Morley, Hubert. Your victory garden counts more than ever!, poster, 1945; [Washington D.C.]. (https://digital.library.unt.edu/ark:/67531/metadc544/: accessed March 17, 2020), University of North Texas Libraries, UNT Digital Library, https://digital.library.unt.edu; crediting UNT Libraries Government Documents Department.
As the reality of our situation continues to set it (COVID-19, social distancing, shelter-in-place, tp hoarding), a garden may be a useful place to shed anxiety, get fresh air and maybe even grow some extra food. If you have a spot outside, the recent rain and intermittent sunshine make this a great time to start some herbs and summer vegetables. A small pot in a kitchen window can grow basil, rosemary or oregano to add to tomato sauces and soups. You may find the online resources below helpful and/or interesting:
This is the online home of Peaceful Valley nursery - which is located in Grass Valley, CA. They have a great selection of products for organic farming and a deep library of how-to videos for assistance. You might consider them for bulk purchases of organic soil amendments like kelp/blood/feather/bone meal, calcium, azomite or other trace minerals.
This is the site for Baker Creek Heirloom Seeds.

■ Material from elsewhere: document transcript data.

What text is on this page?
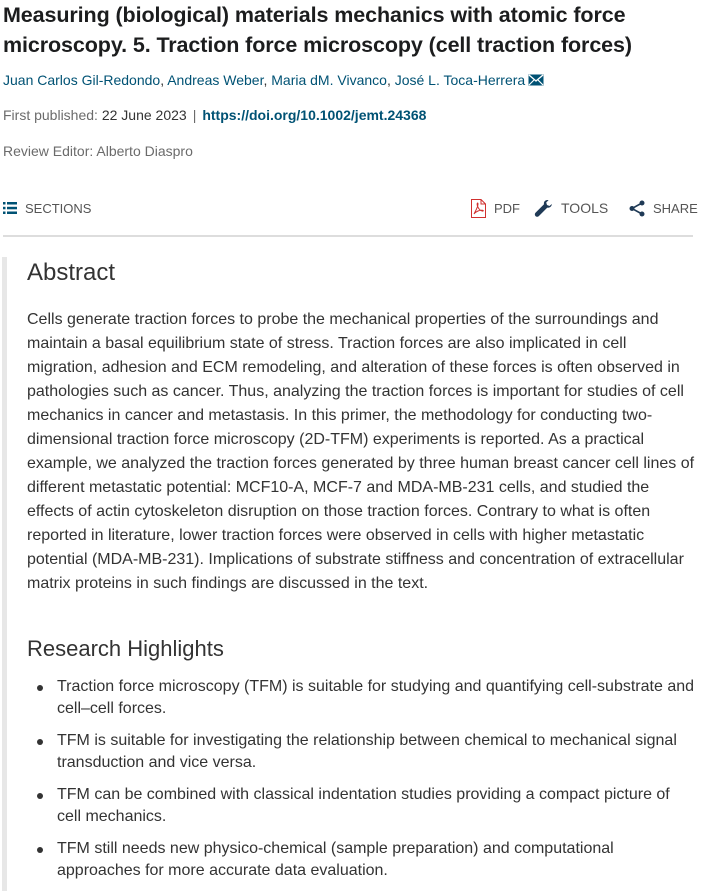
Measuring (biological) materials mechanics with atomic force microscopy. 5. Traction force microscopy (cell traction forces)
Juan Carlos Gil-Redondo, Andreas Weber, Maria dM. Vivanco, José L. Toca-Herrera
First published: 22 June 2023 | https://doi.org/10.1002/jemt.24368
Review Editor: Alberto Diaspro
SECTIONS	PDF	TOOLS	SHARE
Abstract

Cells generate traction forces to probe the mechanical properties of the surroundings and maintain a basal equilibrium state of stress. Traction forces are also implicated in cell migration, adhesion and ECM remodeling, and alteration of these forces is often observed in pathologies such as cancer. Thus, analyzing the traction forces is important for studies of cell mechanics in cancer and metastasis. In this primer, the methodology for conducting two-dimensional traction force microscopy (2D-TFM) experiments is reported. As a practical example, we analyzed the traction forces generated by three human breast cancer cell lines of different metastatic potential: MCF10-A, MCF-7 and MDA-MB-231 cells, and studied the effects of actin cytoskeleton disruption on those traction forces. Contrary to what is often reported in literature, lower traction forces were observed in cells with higher metastatic potential (MDA-MB-231). Implications of substrate stiffness and concentration of extracellular matrix proteins in such findings are discussed in the text.

Research Highlights
Traction force microscopy (TFM) is suitable for studying and quantifying cell-substrate and cell–cell forces.
TFM is suitable for investigating the relationship between chemical to mechanical signal transduction and vice versa.
TFM can be combined with classical indentation studies providing a compact picture of cell mechanics.
TFM still needs new physico-chemical (sample preparation) and computational approaches for more accurate data evaluation.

Based in Missouri, they do have a store location in Petaluma. If you've never really considered the benefits of heirloom seeds, this would be a great time to learn - and seed orders ship for free.
Have you heard about "No Dig" gardening? It's worth the time to learn more about this compost-intensive approach to organic gardening.
Here's a great book if you want to gain insight into why you shouldn't use chemical fertilizers and should adopt No Dig gardening. It's a deep dive into soil biology.
Hope that you have many opportunities to get your hands dirty over the coming months. We'll all get through this together.